10:41So you meet this person and for lots of reasons, you find yourselves attracted to one another,
10:46but your vibration is not pure about what you want because you're worried about that.
10:51You think about it, you push against it.
10:53The other person may not be a vibrational match to what you want and may even be pushing
10:57against that.
10:58But the most important thing to know is if you're worried about something, it's in your
11:02vibration.
11:03So the very thing that you don't want to happen is active in your vibration.
11:06Are you suggesting that I was worried about non-monogamy in the relationship?
11:10Yeah.
11:11We're suggesting that almost everybody is.
11:13Almost everybody is worried about what the other person is going to do.
11:16And at the basis of that is belief that you don't have control of your own experience
11:20unless you're able to control another.
11:22That's why your marriage vows are so controlling.
11:24I couldn't control her.
11:25Until death do us part we will like each other no matter how bad we are to each other.
11:31Well, that's curious because my first relationship all through college, the same thing happened.
11:36She was non monogamous, had multiple affairs, and she ended up leaving me for another woman.
11:41And then I repeat the same pattern.
11:43So is that because you have the same vibration going in?
11:46And isn't it logical that you would have the same vibration the second time around?
11:51No, I'd want to change it because you were remembering the first and isn't it logical
11:54that you might still have it going on because of the second.
11:57And that's really the point of unconditional alignment and unconditional love that we're
12:01talking about.
12:02You got to find some way to resonate with what you really want apart from what happened.
12:06But when you experience the contrast, don't you want to change that?
12:09Well, of course you do.
12:11And that's step one already happened.
12:12You put all of that in your vortex, but you didn't stay true to your vortex.
12:16You worried more about what was going to happen.
12:19So now going forward, once I do end up getting divorced and start to date, how can I ensure
12:24that I'm going to find a partner who will be monogamous?
12:27You can't at this point.
12:28You can't at this point because it's still active in your vibration.
12:31And we think that that's why your reluctance to get on with this is because you haven't
12:35received closure yet, because you're still talking about it.
12:38You're still pushing against it.
12:39You're still trying to make how you feel somebody else's fault.
12:43You're still trying to make where you are.

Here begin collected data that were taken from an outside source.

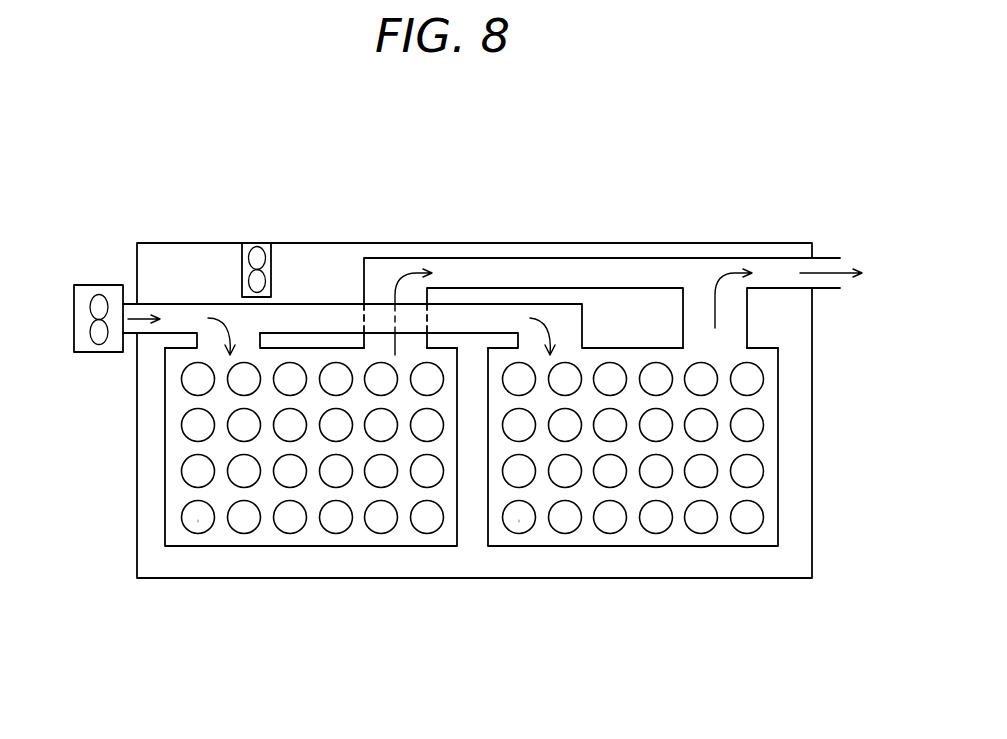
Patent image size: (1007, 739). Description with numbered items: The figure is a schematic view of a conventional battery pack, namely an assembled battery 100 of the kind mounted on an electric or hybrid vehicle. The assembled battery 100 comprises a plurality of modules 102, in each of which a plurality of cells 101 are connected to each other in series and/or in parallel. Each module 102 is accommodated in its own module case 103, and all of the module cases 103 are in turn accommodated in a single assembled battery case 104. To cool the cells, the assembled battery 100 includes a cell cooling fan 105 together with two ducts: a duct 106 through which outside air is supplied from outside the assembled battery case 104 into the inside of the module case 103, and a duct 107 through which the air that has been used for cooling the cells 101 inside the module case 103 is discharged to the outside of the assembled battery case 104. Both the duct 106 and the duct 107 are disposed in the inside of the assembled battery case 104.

The assembled battery 100 is at (680, 190).
The cell 101 is at (245, 518).
The module 102 is at (312, 528).
The module case 103 is at (365, 546).
The assembled battery case 104 is at (468, 578).
The cell cooling fan 105 is at (93, 352).
The duct 106 is at (317, 304).
The duct 107 is at (480, 243).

12:46The fault of someone else.
12:47And until you accept that it was active in your vibration, and until you are certain
12:52that it's not active in your vibration, then you're right.

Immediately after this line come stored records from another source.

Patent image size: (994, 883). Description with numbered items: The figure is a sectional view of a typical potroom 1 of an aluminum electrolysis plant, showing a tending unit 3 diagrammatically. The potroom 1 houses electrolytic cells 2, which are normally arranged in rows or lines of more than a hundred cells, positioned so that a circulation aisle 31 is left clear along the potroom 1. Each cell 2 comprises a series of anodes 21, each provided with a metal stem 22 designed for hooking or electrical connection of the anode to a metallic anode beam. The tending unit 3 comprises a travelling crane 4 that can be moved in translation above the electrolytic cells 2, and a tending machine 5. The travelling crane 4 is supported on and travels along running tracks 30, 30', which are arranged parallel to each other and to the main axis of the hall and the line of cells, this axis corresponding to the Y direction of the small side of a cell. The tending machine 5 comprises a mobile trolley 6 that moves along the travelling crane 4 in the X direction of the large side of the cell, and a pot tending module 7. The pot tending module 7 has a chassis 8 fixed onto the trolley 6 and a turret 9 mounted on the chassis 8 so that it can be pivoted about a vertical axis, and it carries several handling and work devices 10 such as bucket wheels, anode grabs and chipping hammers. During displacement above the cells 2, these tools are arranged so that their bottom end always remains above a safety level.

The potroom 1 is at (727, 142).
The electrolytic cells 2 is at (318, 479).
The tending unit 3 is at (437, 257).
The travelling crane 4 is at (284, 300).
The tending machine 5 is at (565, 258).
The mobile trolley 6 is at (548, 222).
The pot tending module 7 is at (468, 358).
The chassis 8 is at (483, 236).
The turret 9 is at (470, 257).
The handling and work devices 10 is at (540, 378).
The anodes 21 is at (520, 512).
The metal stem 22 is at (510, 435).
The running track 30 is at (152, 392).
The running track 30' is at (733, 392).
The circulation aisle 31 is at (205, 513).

12:55You will repeat it again because you take yourself with you.
12:58People sometimes say, Abraham, this relationship isn't very good.

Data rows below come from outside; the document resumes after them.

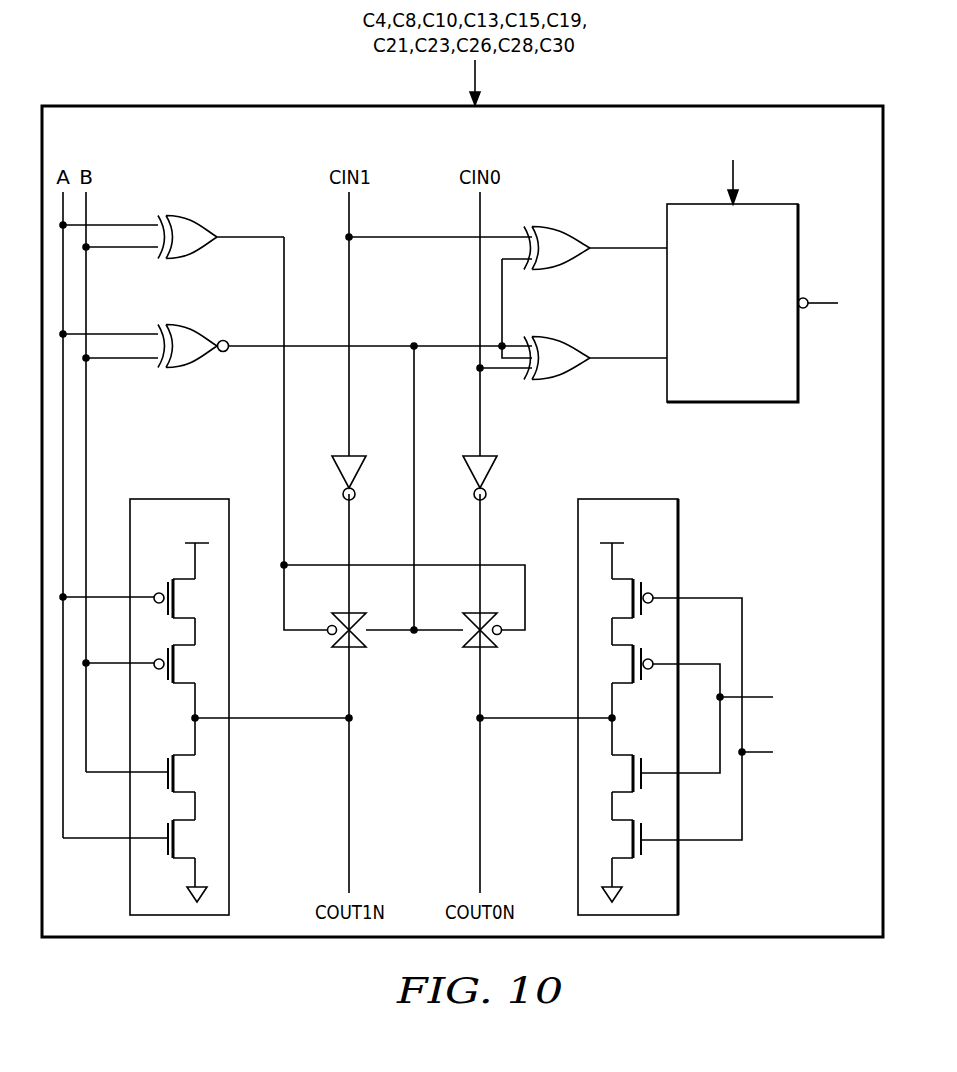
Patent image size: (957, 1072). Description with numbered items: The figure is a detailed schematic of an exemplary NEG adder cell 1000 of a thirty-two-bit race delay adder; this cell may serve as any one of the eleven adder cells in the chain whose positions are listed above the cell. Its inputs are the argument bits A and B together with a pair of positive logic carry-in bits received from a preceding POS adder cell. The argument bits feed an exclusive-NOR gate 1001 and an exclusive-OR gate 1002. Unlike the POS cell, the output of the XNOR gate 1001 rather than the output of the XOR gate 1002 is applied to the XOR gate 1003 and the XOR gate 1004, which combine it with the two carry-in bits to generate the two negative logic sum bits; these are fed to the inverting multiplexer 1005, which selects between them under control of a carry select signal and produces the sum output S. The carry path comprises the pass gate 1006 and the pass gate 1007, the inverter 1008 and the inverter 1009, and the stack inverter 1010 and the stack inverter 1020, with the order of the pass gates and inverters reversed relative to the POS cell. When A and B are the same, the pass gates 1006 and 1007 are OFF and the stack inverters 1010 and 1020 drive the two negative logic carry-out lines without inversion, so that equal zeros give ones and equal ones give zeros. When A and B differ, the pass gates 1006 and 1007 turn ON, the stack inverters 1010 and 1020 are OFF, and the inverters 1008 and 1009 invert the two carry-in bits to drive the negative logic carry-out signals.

The NEG adder cell 1000 is at (832, 106).
The exclusive-NOR gate 1001 is at (203, 362).
The exclusive-OR gate 1002 is at (205, 253).
The XOR gate 1003 is at (577, 264).
The XOR gate 1004 is at (577, 374).
The inverting multiplexer 1005 is at (708, 354).
The pass gate 1006 is at (330, 642).
The pass gate 1007 is at (462, 642).
The inverter 1008 is at (340, 460).
The inverter 1009 is at (490, 470).
The stack inverter 1010 is at (130, 882).
The stack inverter 1020 is at (678, 882).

13:01Do you think I should leave?
13:02And sometimes we say, yes, maybe that is the path of least resistance, but remember, you'll
13:05be taking yourself with you.
13:07So now we think you better get out of town too, because there's stuff in town.
13:09You don't like, now you've got to get out of this state because there's stuff, but everywhere
13:13you go, you sort of take who you are.
13:15So what you're wanting to say, what we've romped around this focus will to say is I
13:20get to feel the way I want to feel, and I want to feel good about this.
13:24I get to make the choices that I want to make.
13:27It's not wrong for you to feel that way.
13:29And it's not wrong for her to feel that way.
13:30It's just that two people who didn't feel the same way, matched up with each other and
13:34tried to control each other.
13:35That's what doesn't go well.
13:37This is a great big place with all kinds of people who are a vibrational match to what
13:40you want.
13:41But right now you're not going to get what you want.
13:43You're going to get what you don't want, because what you don't want is more active in your
13:46vibration because what you've been living has your undivided attention or nearly so.
13:50This was a really good conversation.
13:53Really good.
13:54Good time for a segment of peeing.